I cannot say how many times I have seen this particular opera. Too many times. And yet, when sung as beautifully as this, not enough. I could go again tomorrow. Gwyn Hughes Jones, Rebecca Evans & Jason Howard, three Welsh principals, were outstanding, with Gwyn Hughes Jones' simply one of the best Rodolfo's I have seen anywhere - and I've seen them in lots of places!
It's not just the wonderfully Italiante ping in his voice, or the strength it holds in the upper register (that high 'B' in the Act 1 aria held long enough and emotionally enough to give Pavarotti a run for his money) - I just don't think I can remember an opera singer who acts that well on stage. I saw him years ago at the Royal Opera House, when Roberto Alagna was debuting as Romeo in Gounod's R&J, and I recall thinking then that if Roberto Alagna hadn't been in the cast I'd have been really impressed with him. That must have been 15 years ago. And he has got better. Truly, a great singer - a worthy successor for a nation that in Dennis O'Neill has had a world class tenor.
Rebeccas Evans grew on me. At first I found her too creamy for Mimi. But she beautifully held back her voice, allowed the music to do its work without histrionics, and drew me in. Just lovely.
I saw Jason Howard in this production in 93. I remember enjoying him - but this is better. A more world-weary Marcello, a less youthful one (which is perhaps a loss) but better sung and a good foil for GHJ.
All three sing throughout Europe and North America. GHJ has apparently sung Puccini leads under Placido Domingo's baton in Los Angeles. I can understand why he would choose him.
Glorious. Not perfect - the Musetta was a bit underpowered, and as I read her biog, she clearly does a different repertoire, Rossini, Mozart, Donizetti, and I can see that this would suit her brittle tone. Puccini is not, I think, natural territory for her. And the conductor at times was not always communicating with the band; I'm not used to hearing fluffs at the WNO, and there were a couple of them - at significant points, and occasional slips between the timing of the singing and the playing in the big scenes. (Incidentally, if the cor anglais player really did fall asleep - you were spotted. It was the embarassment in your eyes after you woke up that gave you away.)

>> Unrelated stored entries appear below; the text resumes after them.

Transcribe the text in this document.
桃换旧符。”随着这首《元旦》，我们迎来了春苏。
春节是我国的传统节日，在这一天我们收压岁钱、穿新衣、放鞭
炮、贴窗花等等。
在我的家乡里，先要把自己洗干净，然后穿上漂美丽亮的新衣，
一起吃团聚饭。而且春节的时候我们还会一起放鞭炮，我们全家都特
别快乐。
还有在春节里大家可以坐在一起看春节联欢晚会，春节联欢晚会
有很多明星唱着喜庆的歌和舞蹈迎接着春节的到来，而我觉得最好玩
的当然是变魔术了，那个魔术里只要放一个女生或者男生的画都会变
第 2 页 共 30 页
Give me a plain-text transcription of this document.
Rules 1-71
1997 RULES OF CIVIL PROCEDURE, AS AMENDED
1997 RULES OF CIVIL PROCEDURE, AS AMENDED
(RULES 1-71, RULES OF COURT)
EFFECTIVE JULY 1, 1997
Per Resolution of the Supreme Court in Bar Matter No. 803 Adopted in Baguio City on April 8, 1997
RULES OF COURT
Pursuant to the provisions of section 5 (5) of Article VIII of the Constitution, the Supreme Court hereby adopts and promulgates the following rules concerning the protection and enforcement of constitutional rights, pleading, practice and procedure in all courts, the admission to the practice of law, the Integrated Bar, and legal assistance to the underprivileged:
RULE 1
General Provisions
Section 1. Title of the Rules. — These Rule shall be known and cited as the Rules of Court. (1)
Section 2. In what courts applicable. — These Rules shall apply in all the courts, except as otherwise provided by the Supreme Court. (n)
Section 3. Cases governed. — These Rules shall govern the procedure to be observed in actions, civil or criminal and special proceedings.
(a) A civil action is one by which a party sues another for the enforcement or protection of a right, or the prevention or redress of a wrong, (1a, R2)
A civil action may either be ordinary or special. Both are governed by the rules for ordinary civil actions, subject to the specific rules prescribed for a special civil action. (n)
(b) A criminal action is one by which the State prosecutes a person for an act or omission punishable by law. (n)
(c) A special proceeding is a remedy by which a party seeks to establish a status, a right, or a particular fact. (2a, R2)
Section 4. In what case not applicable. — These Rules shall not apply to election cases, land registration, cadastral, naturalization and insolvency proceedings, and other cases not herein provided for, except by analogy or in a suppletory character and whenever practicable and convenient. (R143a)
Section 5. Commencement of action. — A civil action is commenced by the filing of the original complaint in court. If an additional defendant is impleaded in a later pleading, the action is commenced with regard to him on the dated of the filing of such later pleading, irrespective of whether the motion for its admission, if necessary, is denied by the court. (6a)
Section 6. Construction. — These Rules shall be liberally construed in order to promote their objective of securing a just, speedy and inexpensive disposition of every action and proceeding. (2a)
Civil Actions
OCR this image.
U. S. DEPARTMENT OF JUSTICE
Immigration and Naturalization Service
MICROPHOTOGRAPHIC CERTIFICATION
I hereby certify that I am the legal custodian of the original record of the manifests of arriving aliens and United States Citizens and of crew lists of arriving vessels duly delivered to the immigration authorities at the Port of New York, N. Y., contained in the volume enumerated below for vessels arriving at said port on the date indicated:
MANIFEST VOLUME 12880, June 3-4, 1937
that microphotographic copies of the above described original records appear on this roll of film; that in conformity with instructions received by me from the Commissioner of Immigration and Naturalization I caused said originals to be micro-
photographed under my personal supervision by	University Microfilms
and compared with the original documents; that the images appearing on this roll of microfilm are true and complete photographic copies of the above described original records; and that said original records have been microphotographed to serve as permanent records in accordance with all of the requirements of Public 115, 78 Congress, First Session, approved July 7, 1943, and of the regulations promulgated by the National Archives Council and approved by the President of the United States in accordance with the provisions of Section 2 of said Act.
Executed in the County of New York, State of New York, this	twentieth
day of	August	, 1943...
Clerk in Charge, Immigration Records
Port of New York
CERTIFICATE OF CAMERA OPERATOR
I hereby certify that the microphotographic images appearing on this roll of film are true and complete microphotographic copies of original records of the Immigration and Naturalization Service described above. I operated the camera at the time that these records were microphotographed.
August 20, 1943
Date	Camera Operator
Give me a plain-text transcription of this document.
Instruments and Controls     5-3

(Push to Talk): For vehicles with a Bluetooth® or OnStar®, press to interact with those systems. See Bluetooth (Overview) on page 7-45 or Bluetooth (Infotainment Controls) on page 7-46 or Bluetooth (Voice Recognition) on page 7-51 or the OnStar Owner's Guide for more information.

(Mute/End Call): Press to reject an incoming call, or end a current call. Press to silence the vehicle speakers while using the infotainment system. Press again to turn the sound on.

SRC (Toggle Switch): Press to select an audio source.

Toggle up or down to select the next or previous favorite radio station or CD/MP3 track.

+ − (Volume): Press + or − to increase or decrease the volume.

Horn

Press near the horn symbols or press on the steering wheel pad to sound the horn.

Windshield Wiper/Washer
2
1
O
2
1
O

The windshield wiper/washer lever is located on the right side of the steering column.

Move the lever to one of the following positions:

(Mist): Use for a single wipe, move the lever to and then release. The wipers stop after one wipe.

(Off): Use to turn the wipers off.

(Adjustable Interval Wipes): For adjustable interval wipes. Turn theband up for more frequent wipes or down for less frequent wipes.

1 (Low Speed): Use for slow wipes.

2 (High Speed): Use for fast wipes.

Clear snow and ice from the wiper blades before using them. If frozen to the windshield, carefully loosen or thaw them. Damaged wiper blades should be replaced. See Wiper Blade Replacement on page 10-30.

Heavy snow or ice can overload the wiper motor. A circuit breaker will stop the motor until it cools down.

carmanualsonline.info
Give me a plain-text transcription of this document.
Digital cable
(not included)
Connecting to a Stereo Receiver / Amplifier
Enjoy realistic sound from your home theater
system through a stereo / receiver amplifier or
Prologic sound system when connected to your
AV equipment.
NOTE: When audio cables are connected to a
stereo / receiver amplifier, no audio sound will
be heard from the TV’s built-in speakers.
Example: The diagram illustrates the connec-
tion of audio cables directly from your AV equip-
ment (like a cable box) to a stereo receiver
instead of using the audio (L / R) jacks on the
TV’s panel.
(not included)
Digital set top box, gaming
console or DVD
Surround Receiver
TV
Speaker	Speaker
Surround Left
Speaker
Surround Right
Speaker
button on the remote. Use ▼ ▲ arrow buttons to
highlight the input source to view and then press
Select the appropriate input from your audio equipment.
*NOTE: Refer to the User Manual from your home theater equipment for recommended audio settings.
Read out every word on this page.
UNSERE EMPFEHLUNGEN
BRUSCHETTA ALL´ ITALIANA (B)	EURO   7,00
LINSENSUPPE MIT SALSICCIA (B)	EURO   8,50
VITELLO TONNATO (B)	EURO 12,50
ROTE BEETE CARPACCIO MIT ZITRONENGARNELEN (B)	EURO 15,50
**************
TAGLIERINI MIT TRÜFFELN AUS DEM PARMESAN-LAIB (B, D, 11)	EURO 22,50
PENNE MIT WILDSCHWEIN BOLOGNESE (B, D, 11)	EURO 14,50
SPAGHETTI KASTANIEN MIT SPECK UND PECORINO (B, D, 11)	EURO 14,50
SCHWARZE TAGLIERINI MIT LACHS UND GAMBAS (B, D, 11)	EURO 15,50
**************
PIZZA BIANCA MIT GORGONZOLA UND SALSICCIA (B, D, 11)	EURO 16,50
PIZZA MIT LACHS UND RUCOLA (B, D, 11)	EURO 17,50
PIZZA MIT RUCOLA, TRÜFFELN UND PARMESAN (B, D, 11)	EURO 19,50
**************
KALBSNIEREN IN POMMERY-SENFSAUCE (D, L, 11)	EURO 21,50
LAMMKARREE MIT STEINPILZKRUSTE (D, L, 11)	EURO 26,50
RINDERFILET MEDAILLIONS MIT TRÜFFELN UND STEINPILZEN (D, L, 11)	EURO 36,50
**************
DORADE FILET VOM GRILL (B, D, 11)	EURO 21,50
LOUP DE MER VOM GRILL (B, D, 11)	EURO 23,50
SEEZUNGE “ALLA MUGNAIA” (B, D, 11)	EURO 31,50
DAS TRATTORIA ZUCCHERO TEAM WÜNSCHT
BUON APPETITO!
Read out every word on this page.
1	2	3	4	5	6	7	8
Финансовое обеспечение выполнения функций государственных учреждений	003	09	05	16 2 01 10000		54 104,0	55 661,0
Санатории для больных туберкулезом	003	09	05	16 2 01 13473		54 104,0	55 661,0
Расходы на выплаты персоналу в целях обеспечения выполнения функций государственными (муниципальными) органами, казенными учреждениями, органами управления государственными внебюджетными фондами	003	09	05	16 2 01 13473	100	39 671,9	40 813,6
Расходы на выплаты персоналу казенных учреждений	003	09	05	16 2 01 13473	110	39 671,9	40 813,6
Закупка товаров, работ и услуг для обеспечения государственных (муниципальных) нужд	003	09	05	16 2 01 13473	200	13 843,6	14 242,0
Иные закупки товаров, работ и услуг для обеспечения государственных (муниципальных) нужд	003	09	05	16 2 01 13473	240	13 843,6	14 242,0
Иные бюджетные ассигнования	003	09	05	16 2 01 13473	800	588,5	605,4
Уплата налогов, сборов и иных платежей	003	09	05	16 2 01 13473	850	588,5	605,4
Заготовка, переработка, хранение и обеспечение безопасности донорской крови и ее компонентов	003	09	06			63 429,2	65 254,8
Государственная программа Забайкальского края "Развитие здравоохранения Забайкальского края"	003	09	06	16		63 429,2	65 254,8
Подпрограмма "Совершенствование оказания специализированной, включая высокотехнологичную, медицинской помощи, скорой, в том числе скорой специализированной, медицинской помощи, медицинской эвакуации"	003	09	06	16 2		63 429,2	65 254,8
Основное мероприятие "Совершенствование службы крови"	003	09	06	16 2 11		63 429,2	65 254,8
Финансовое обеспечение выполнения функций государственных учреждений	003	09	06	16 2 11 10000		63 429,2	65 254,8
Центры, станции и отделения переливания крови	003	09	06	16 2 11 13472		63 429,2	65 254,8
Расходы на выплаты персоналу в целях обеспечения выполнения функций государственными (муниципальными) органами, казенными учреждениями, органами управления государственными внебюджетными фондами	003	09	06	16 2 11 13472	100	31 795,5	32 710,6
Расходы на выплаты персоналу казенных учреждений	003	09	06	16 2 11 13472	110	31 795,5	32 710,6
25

The heart of La Boheme is Act Three. Mimi & Marcello, the trio that follows, Mimi & Rodolfo, and the final quartet. It wasn't perfect. The final quartet had timing issues. But everything else - well, as I say, those three singers were amazing. Amazing. I was genuinely swept up in the sheer thrill of it. Opera being what opera should be: powerful and glorious. I'd pay good money to hear singing like that, making the hairs on the back of my neck stand on end, my lips smile with sad joy, my eyes moisten under the emotional weight of it all. Actually, I did pay good money! No I didn't - £27 for a front row seat - it was daylight giveaway.